The strains of Swan Lake's melody rose. It was the final night. Arakelova, the famous Russian dancer, performed for the first time in years. She was superbly ethereal as Odette, pleading and compelling and leading her prince to their fate.
And behind her, the chorus of swans spun and pirouetted as if weightless across the stage. Galina Parkes was the second girl from the right. There was nothing to say during such a performance, but afterwards Dolly Bantry found plenty.
"And so you eloped to join the ballet corps?" Mrs. Bantry demanded in the dressing-room.
"Oh, yes - my husband did not wish a scandal, you see. It is not good to be a dancer. But I danced with Arakelova before the war, before I married John, and when I saw the newspaper article in the flowers I could not miss her return. So I flew on the next train to join the company - I danced it a hundred times before, you see, and they trusted me," Galina said. She bent her head to the huge cluster of Albertine roses in her hands. "I hope it was a good performance."
"It was splendid, as I'm sure you already know, and we'll not breathe a word of it to St. Mary Mead," Dolly Bantry promised. "You are going back to your husband, aren't you?"
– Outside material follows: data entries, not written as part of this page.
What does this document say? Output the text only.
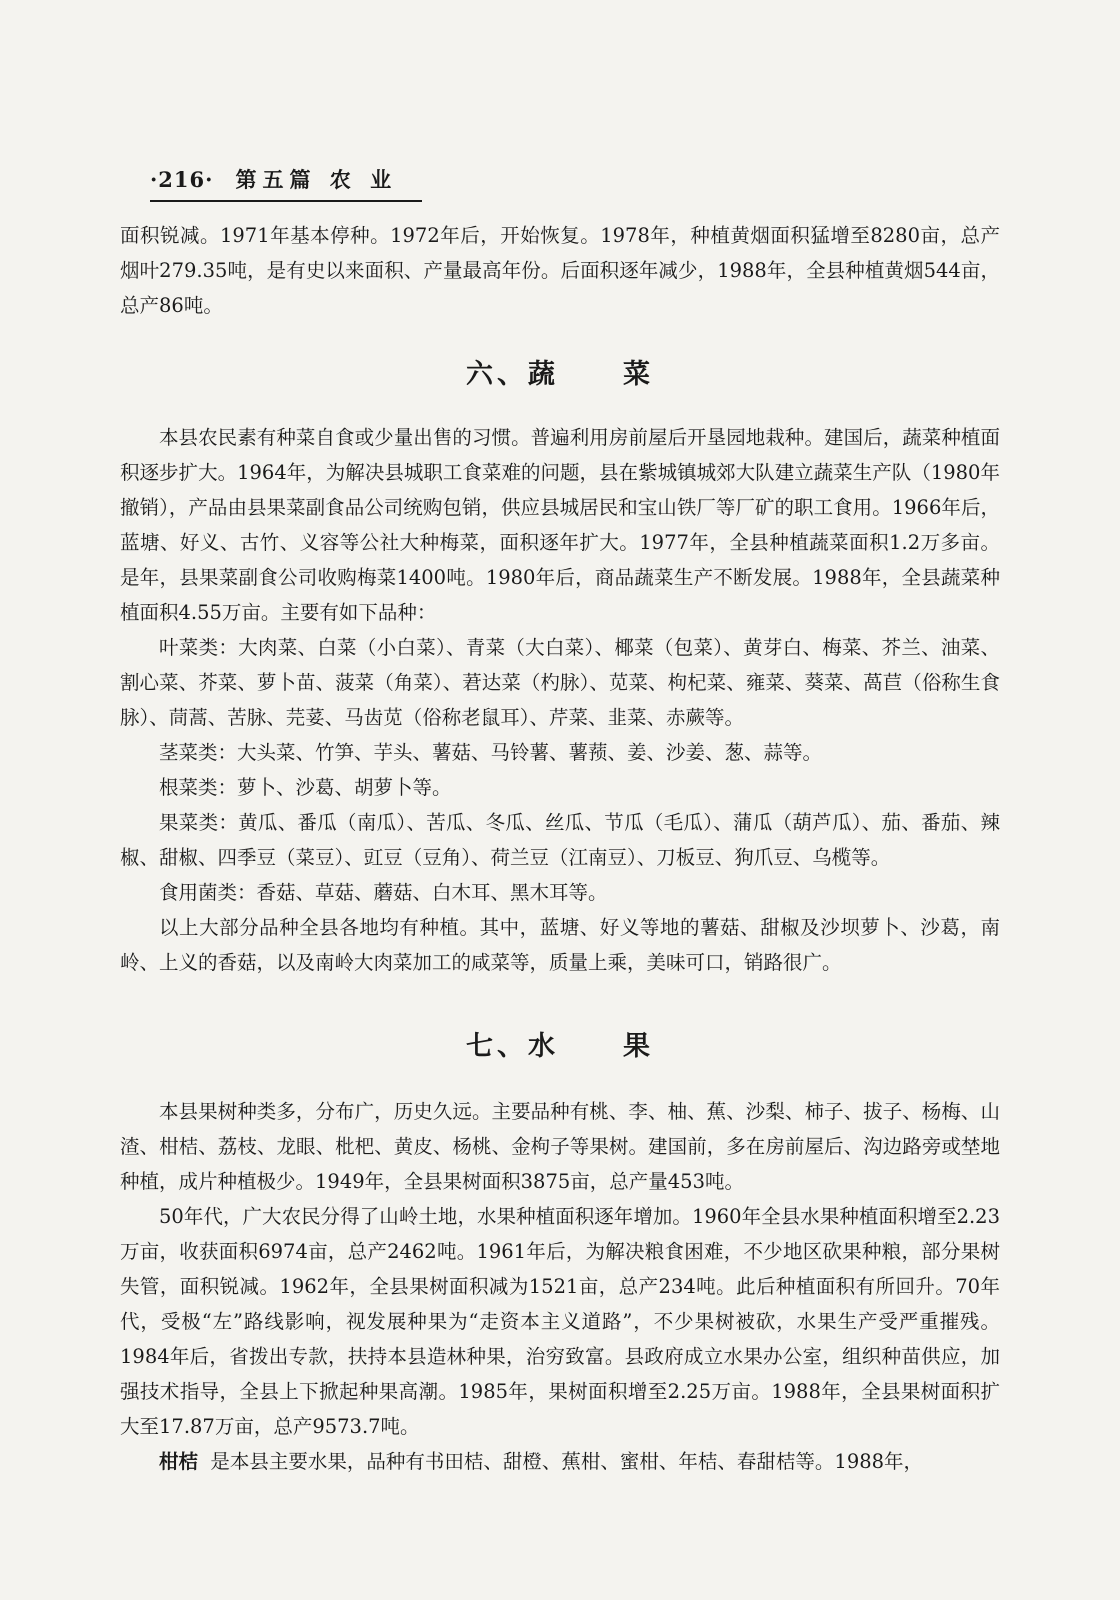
·216· 第五篇 农 业

面积锐减。1971年基本停种。1972年后，开始恢复。1978年，种植黄烟面积猛增至8280亩，总产烟叶279.35吨，是有史以来面积、产量最高年份。后面积逐年减少，1988年，全县种植黄烟544亩，总产86吨。

六、蔬 菜

本县农民素有种菜自食或少量出售的习惯。普遍利用房前屋后开垦园地栽种。建国后，蔬菜种植面积逐步扩大。1964年，为解决县城职工食菜难的问题，县在紫城镇城郊大队建立蔬菜生产队（1980年撤销），产品由县果菜副食品公司统购包销，供应县城居民和宝山铁厂等厂矿的职工食用。1966年后，蓝塘、好义、古竹、义容等公社大种梅菜，面积逐年扩大。1977年，全县种植蔬菜面积1.2万多亩。是年，县果菜副食公司收购梅菜1400吨。1980年后，商品蔬菜生产不断发展。1988年，全县蔬菜种植面积4.55万亩。主要有如下品种：

叶菜类：大肉菜、白菜（小白菜）、青菜（大白菜）、椰菜（包菜）、黄芽白、梅菜、芥兰、油菜、割心菜、芥菜、萝卜苗、菠菜（角菜）、莙达菜（杓脉）、苋菜、枸杞菜、雍菜、葵菜、萵苣（俗称生食脉）、茼蒿、苦脉、芫荽、马齿苋（俗称老鼠耳）、芹菜、韭菜、赤蕨等。

茎菜类：大头菜、竹笋、芋头、薯菇、马铃薯、薯蓣、姜、沙姜、葱、蒜等。

根菜类：萝卜、沙葛、胡萝卜等。

果菜类：黄瓜、番瓜（南瓜）、苦瓜、冬瓜、丝瓜、节瓜（毛瓜）、蒲瓜（葫芦瓜）、茄、番茄、辣椒、甜椒、四季豆（菜豆）、豇豆（豆角）、荷兰豆（江南豆）、刀板豆、狗爪豆、乌榄等。

食用菌类：香菇、草菇、蘑菇、白木耳、黑木耳等。

以上大部分品种全县各地均有种植。其中，蓝塘、好义等地的薯菇、甜椒及沙坝萝卜、沙葛，南岭、上义的香菇，以及南岭大肉菜加工的咸菜等，质量上乘，美味可口，销路很广。

七、水 果

本县果树种类多，分布广，历史久远。主要品种有桃、李、柚、蕉、沙梨、柿子、拔子、杨梅、山渣、柑桔、荔枝、龙眼、枇杷、黄皮、杨桃、金枸子等果树。建国前，多在房前屋后、沟边路旁或埜地种植，成片种植极少。1949年，全县果树面积3875亩，总产量453吨。

50年代，广大农民分得了山岭土地，水果种植面积逐年增加。1960年全县水果种植面积增至2.23万亩，收获面积6974亩，总产2462吨。1961年后，为解决粮食困难，不少地区砍果种粮，部分果树失管，面积锐减。1962年，全县果树面积减为1521亩，总产234吨。此后种植面积有所回升。70年代，受极“左”路线影响，视发展种果为“走资本主义道路”，不少果树被砍，水果生产受严重摧残。1984年后，省拨出专款，扶持本县造林种果，治穷致富。县政府成立水果办公室，组织种苗供应，加强技术指导，全县上下掀起种果高潮。1985年，果树面积增至2.25万亩。1988年，全县果树面积扩大至17.87万亩，总产9573.7吨。

柑桔 是本县主要水果，品种有书田桔、甜橙、蕉柑、蜜柑、年桔、春甜桔等。1988年，
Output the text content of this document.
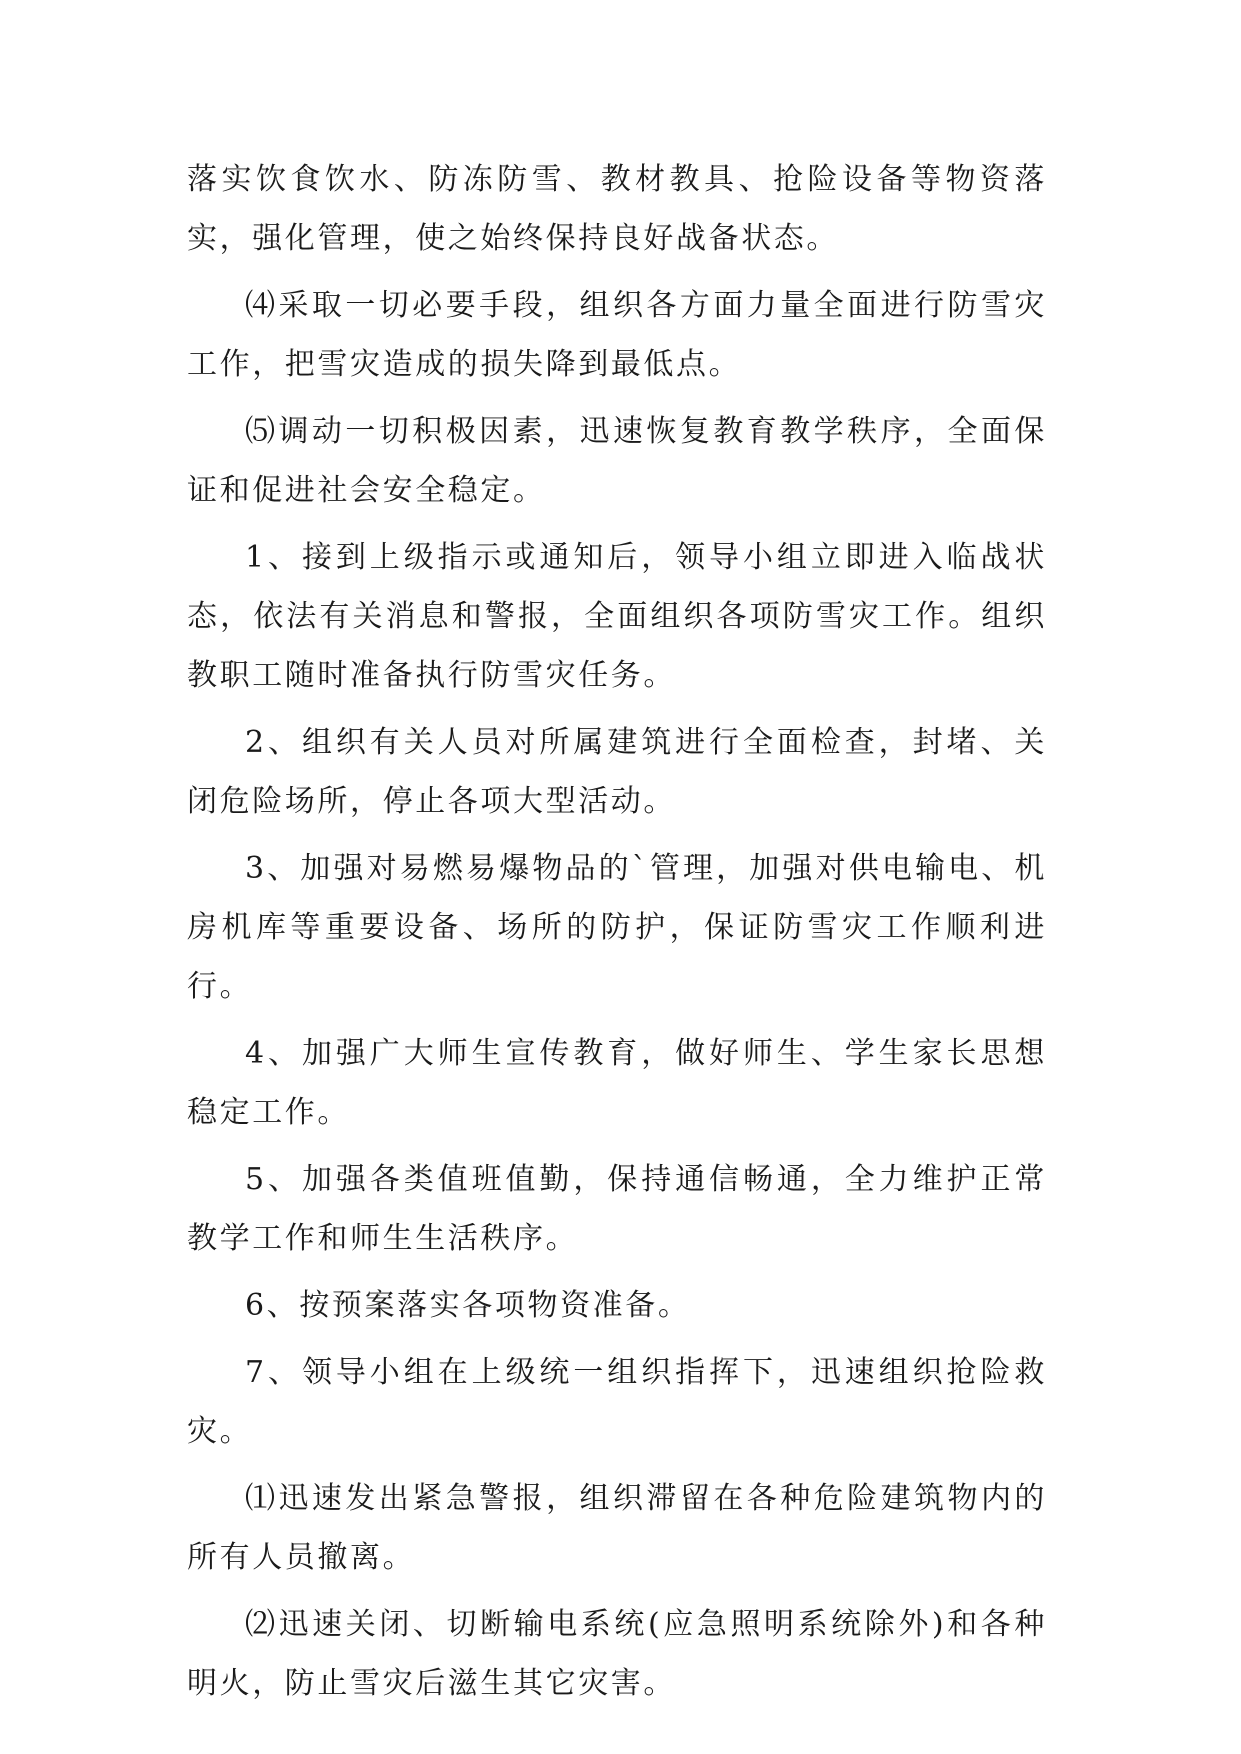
落实饮食饮水、防冻防雪、教材教具、抢险设备等物资落实，强化管理，使之始终保持良好战备状态。

⑷采取一切必要手段，组织各方面力量全面进行防雪灾工作，把雪灾造成的损失降到最低点。

⑸调动一切积极因素，迅速恢复教育教学秩序，全面保证和促进社会安全稳定。

1、接到上级指示或通知后，领导小组立即进入临战状态，依法有关消息和警报，全面组织各项防雪灾工作。组织教职工随时准备执行防雪灾任务。

2、组织有关人员对所属建筑进行全面检查，封堵、关闭危险场所，停止各项大型活动。

3、加强对易燃易爆物品的`管理，加强对供电输电、机房机库等重要设备、场所的防护，保证防雪灾工作顺利进行。

4、加强广大师生宣传教育，做好师生、学生家长思想稳定工作。

5、加强各类值班值勤，保持通信畅通，全力维护正常教学工作和师生生活秩序。

6、按预案落实各项物资准备。

7、领导小组在上级统一组织指挥下，迅速组织抢险救灾。

⑴迅速发出紧急警报，组织滞留在各种危险建筑物内的所有人员撤离。

⑵迅速关闭、切断输电系统(应急照明系统除外)和各种明火，防止雪灾后滋生其它灾害。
"Yes. This was my first love, but my second will be longer and truer," Galina said. "I return to-morrow." They could see the stars in her eyes.
"Just see that you do! Indirectly, you see, I lost my cook because of it all," Dolly Bantry said, "but Irene Bowen is a much nicer girl, you see, and Madeline's gone to another county with a better salary, so she'll not complain, and Anthony's putting in some excellent compost," she added irrelevantly. "So pleased he decided to stay on."
"All's well that ends well, journeys end in lovers' meetings," Griselda said. "But beware - for I come to give you a grim and deadly warning, Galina! There is nothing in St. Mary Mead that Miss Marple doesn't know."
Galina Parkes gave another starry smile, as if to say there was a final precious secret within her.
"Such a delightful performance," Miss Marple said. "We're here to congratulate you. And I have knitted you these. Just in case."
She gave Galina Parkes a small package of soft fluffy white socks.